Basiliximab is a chimeric monoclonal antibody against the interleukin -2 receptor ( CD25 ), which is used therapeutically in the prevention of acute rejection after renal and hepatic transplantation.

• 2.1 Mechanism of action ( pharmacodynamics ) 2.1.1 Toxicology

• 3.1 Chemical Information
• 3.2 History

Clinical information

Areas of application (indications )

Basiliximab is used in adults and children in combination with ciclosporin and corticosteroids for disease prevention of acute graft rejection after kidney transplants. In adults, it can also be used as part of an immunosuppressive treatment duration in combination with cyclosporine, corticosteroids and azathioprine or mycophenolate mofetil.

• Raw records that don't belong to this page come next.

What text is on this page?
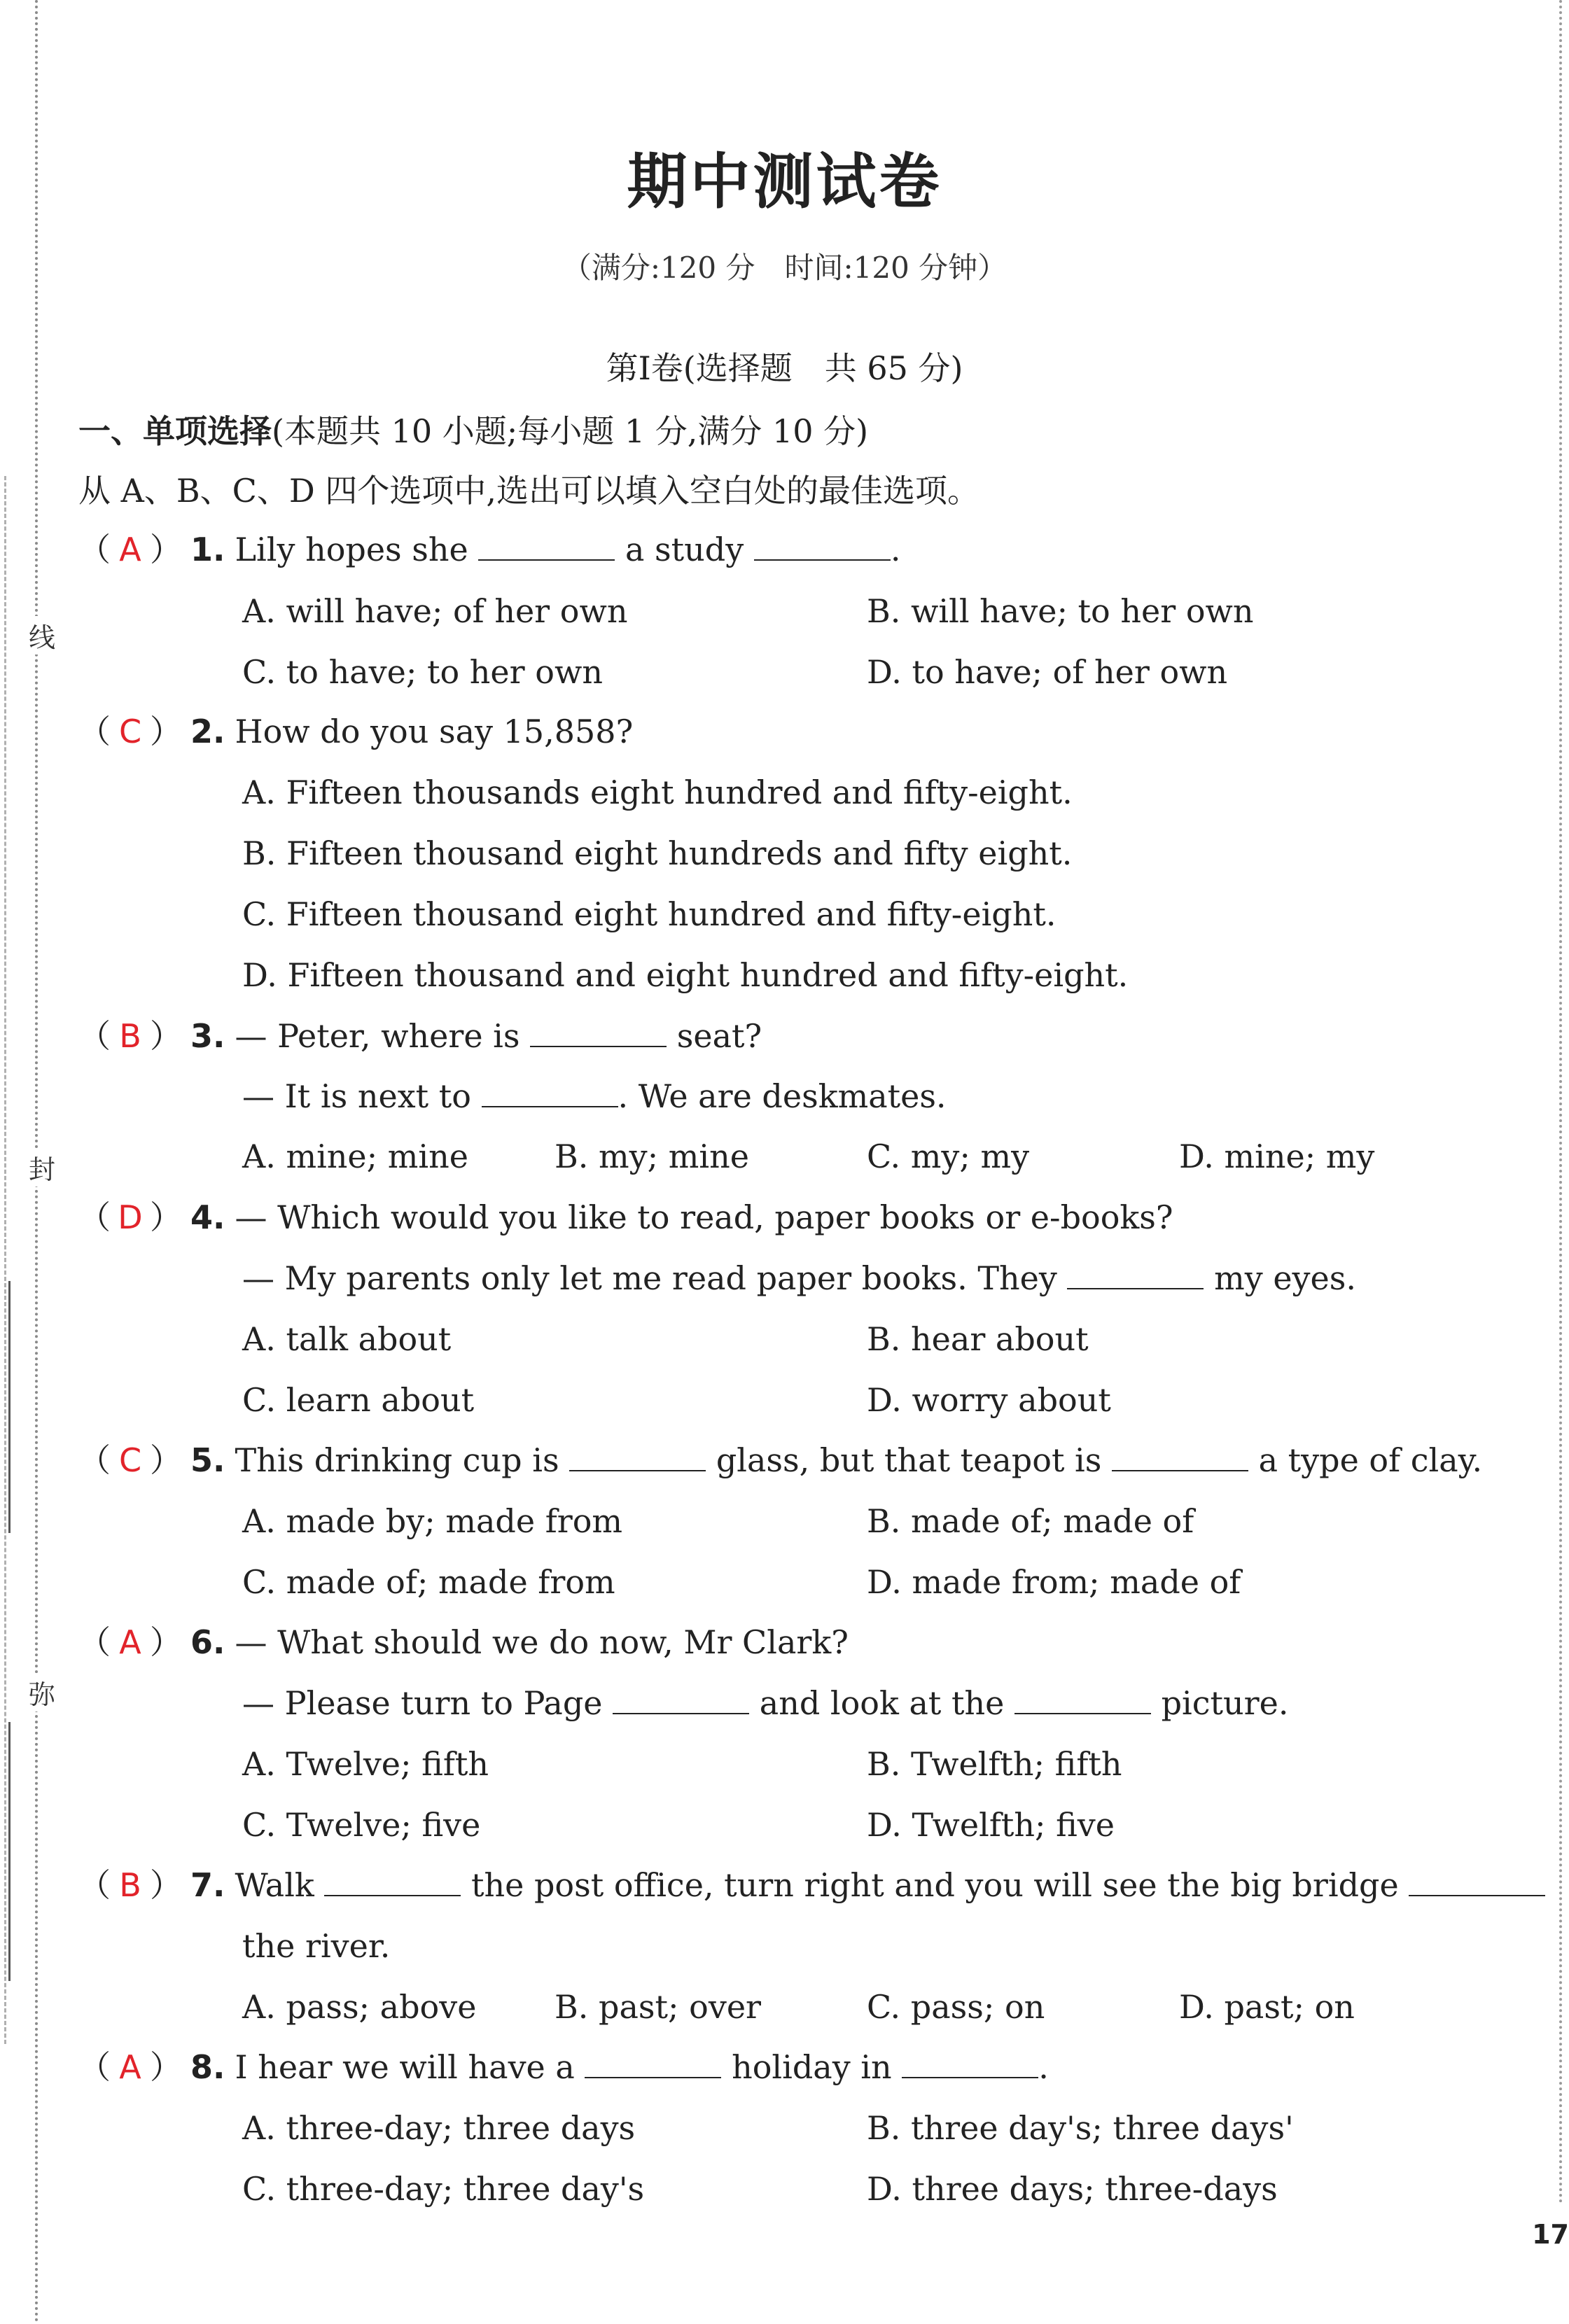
线
封
弥
17
期中测试卷
（满分:120 分　时间:120 分钟）
第Ⅰ卷(选择题　共 65 分)
一、单项选择(本题共 10 小题;每小题 1 分,满分 10 分)
从 A、B、C、D 四个选项中,选出可以填入空白处的最佳选项。
（ A ） 1. Lily hopes she	a study	.
A. will have; of her own	B. will have; to her own
C. to have; to her own	D. to have; of her own
（ C ） 2. How do you say 15,858?
A. Fifteen thousands eight hundred and fifty-eight.
B. Fifteen thousand eight hundreds and fifty eight.
C. Fifteen thousand eight hundred and fifty-eight.
D. Fifteen thousand and eight hundred and fifty-eight.
（ B ） 3. — Peter, where is	seat?
— It is next to	. We are deskmates.
A. mine; mine	B. my; mine	C. my; my	D. mine; my
（ D ） 4. — Which would you like to read, paper books or e-books?
— My parents only let me read paper books. They	my eyes.
A. talk about	B. hear about
C. learn about	D. worry about
（ C ） 5. This drinking cup is	glass, but that teapot is	a type of clay.
A. made by; made from	B. made of; made of
C. made of; made from	D. made from; made of
（ A ） 6. — What should we do now, Mr Clark?
— Please turn to Page	and look at the	picture.
A. Twelve; fifth	B. Twelfth; fifth
C. Twelve; five	D. Twelfth; five
（ B ） 7. Walk	the post office, turn right and you will see the big bridge
the river.
A. pass; above B. past; over	C. pass; on	D. past; on
（ A ） 8. I hear we will have a	holiday in	.
A. three-day; three days	B. three day's; three days'
C. three-day; three day's	D. three days; three-days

Currently, clinical trials for the treatment of ulcerative colitis are performed with basiliximab, for this indication, however, is currently not approved before.

Posology and method of administration

Once ensure that the patient receives the transplant can be administered intravenously two hours prior to the 20 mg basiliximab transplantation in adults. Four days after the transplantation, followed by a further dose of 20 mg.

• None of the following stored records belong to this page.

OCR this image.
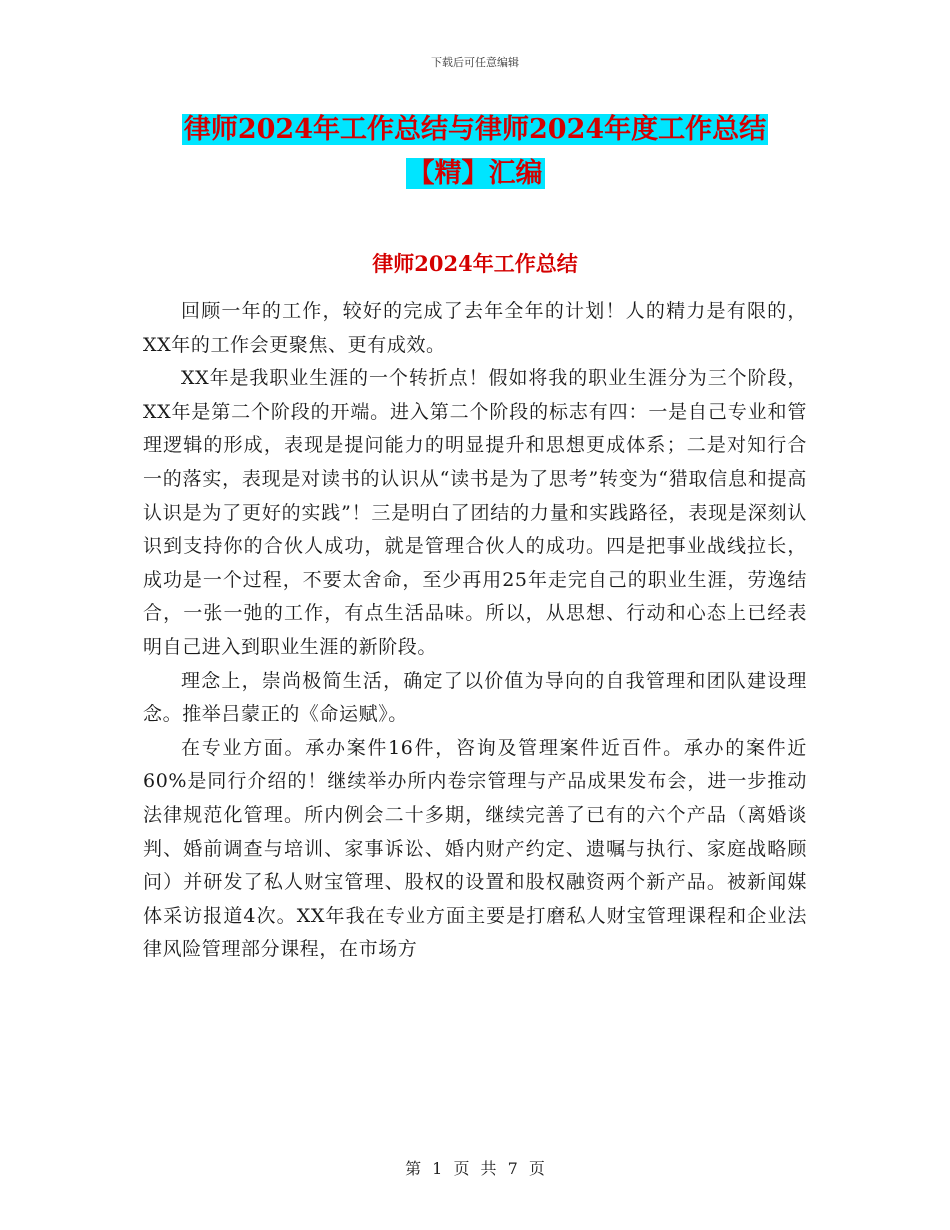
下载后可任意编辑
律师2024年工作总结与律师2024年度工作总结
【精】汇编
律师2024年工作总结

回顾一年的工作，较好的完成了去年全年的计划！人的精力是有限的，XX年的工作会更聚焦、更有成效。

XX年是我职业生涯的一个转折点！假如将我的职业生涯分为三个阶段，XX年是第二个阶段的开端。进入第二个阶段的标志有四：一是自己专业和管理逻辑的形成，表现是提问能力的明显提升和思想更成体系；二是对知行合一的落实，表现是对读书的认识从“读书是为了思考”转变为“猎取信息和提高认识是为了更好的实践”！三是明白了团结的力量和实践路径，表现是深刻认识到支持你的合伙人成功，就是管理合伙人的成功。四是把事业战线拉长，成功是一个过程，不要太舍命，至少再用25年走完自己的职业生涯，劳逸结合，一张一弛的工作，有点生活品味。所以，从思想、行动和心态上已经表明自己进入到职业生涯的新阶段。

理念上，崇尚极简生活，确定了以价值为导向的自我管理和团队建设理念。推举吕蒙正的《命运赋》。

在专业方面。承办案件16件，咨询及管理案件近百件。承办的案件近60%是同行介绍的！继续举办所内卷宗管理与产品成果发布会，进一步推动法律规范化管理。所内例会二十多期，继续完善了已有的六个产品（离婚谈判、婚前调查与培训、家事诉讼、婚内财产约定、遗嘱与执行、家庭战略顾问）并研发了私人财宝管理、股权的设置和股权融资两个新产品。被新闻媒体采访报道4次。XX年我在专业方面主要是打磨私人财宝管理课程和企业法律风险管理部分课程，在市场方

第 1 页 共 7 页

Contraindications ( contraindications)

Basiliximab may be used either with a known hypersensitivity to the antibody during pregnancy and lactation.

Adverse effects (side effects)

Basiliximab leads to a variety of side effects; be in addition to very frequent, such as pain or nausea, though rarely, observed hypersensitivity reactions, which may be severe. Therefore, the use of the antibody may occur only in hospitals that are able to deal with such hypersensitivity reactions. An increased number of infectious diseases, or malignant disease was not observed.

Pharmacological properties

Mechanism of action ( pharmacodynamics )

Basiliximab binds and blocks the IL -2 receptor ( CD25 ) on the surface of activated T-lymphocytes. Characterized the signal for T -cell proliferation is interrupted and weakened immune response against the transplant. In clinical studies in a total of 590 patients could be shown that supplementing a standard immunosuppressive treatment with basiliximab leads to a reduced number of acute transplant rejection. Another drug with the same mechanism of action is the humanized antibody daclizumab.

Toxicology

In rhesus monkeys showed single doses up to 5 mg / kg and multiple doses up to 24 mg / kg ( more than a thousand times the exposure according to the clinically recommended dose) no adverse effects. In clinical studies, 60 mg as a single dose and 150 mg multiple doses no adverse effects.

Other Information

Chemical information

Basiliximab is a chimeric ( mouse / human ) antibody IgG1 produced in mouse myeloma cells in cell culture. The finished medicinal product also contains as excipients potassium dihydrogen phosphate, disodium hydrogen phosphate, sodium chloride, sucrose, mannitol, glycine, and water for injections.

History

The antibody was approved in May 1998 in the U.S. and in October 1998 in the European Union.